Donnerstag, 16. April 2015

Onkel Mehmet und das Hartz-IV-Gemüse





Eins mal vorweg. Das Foto oben ist eine Fälschung, eine ganz billige Montage. Das ist natürlich kein echtes Biogemüse. Schließlich bin ich arbeitslos. Ungespritztes Gemüse, frei von Pestiziden und Giften, angebaut ohne Gentechnik und ohne die Ausbeutung von Polen, Marokkanern oder Rumänen – das fängt erst bei der besseren Mittelschicht an.

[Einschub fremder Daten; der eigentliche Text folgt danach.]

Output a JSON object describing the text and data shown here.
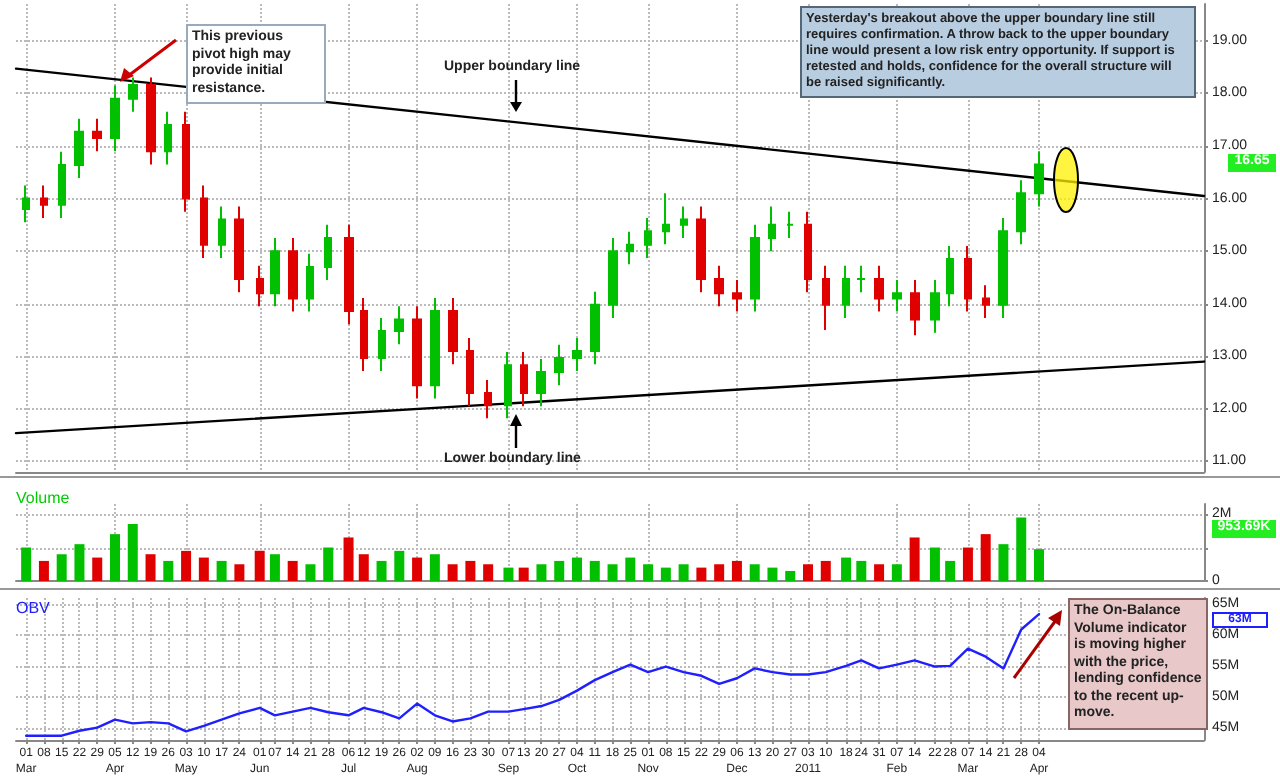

Trotzdem wollte ich mir nach einer weiteren fruchtlosen Woche voller Bewerbungen und noch mehr Absagen etwas Gutes tun und stapfte in ein kleines, alternatives Bio-Vegan-Buffet-Irgendwas-Restaurant. Ich wählte den kleinen Teller, den ich mir dann randvoll mit Blumenkohl, Kartoffeln, Paprika und Erdnusssauce auftürmte. An der Kasse traf mich dann der Schlag. „7,90€, bitte.“ So mancher Fleischesser hätte sich längst darüber beschwert, dass er für solch eine Beilage niemals so viel Geld zahlen würde. Doch ich wusste, ich kaufe weit mehr als nur Gemüse. Trotzdem musste ich schlucken. Vor nicht einmal knapp 2 Jahren gab es diesen Teller nämlich noch für 5,90€.
Aber ehe sich die obligatorischen Schuldgefühle einer Hartz IV-Empfängerin, die sich auf Staatskosten Biogemüse leistet, überhaupt hoch kommen konnten, beschloss ich lieber, es achtsam zu genießen. Man möchte ja meinen, dass um mich herum nur Hipster, Ökos und stillende Latte Macchiato-Mütter gesessen hätten. Doch weit gefehlt. Im Augenwinkel sah ich die schwarzen Reihen von Anzugträgern und mir wurde klar, dass Bio längst bei den Bürohengsten aus den umliegenden Anwaltskanzleien und Banken angekommen ist.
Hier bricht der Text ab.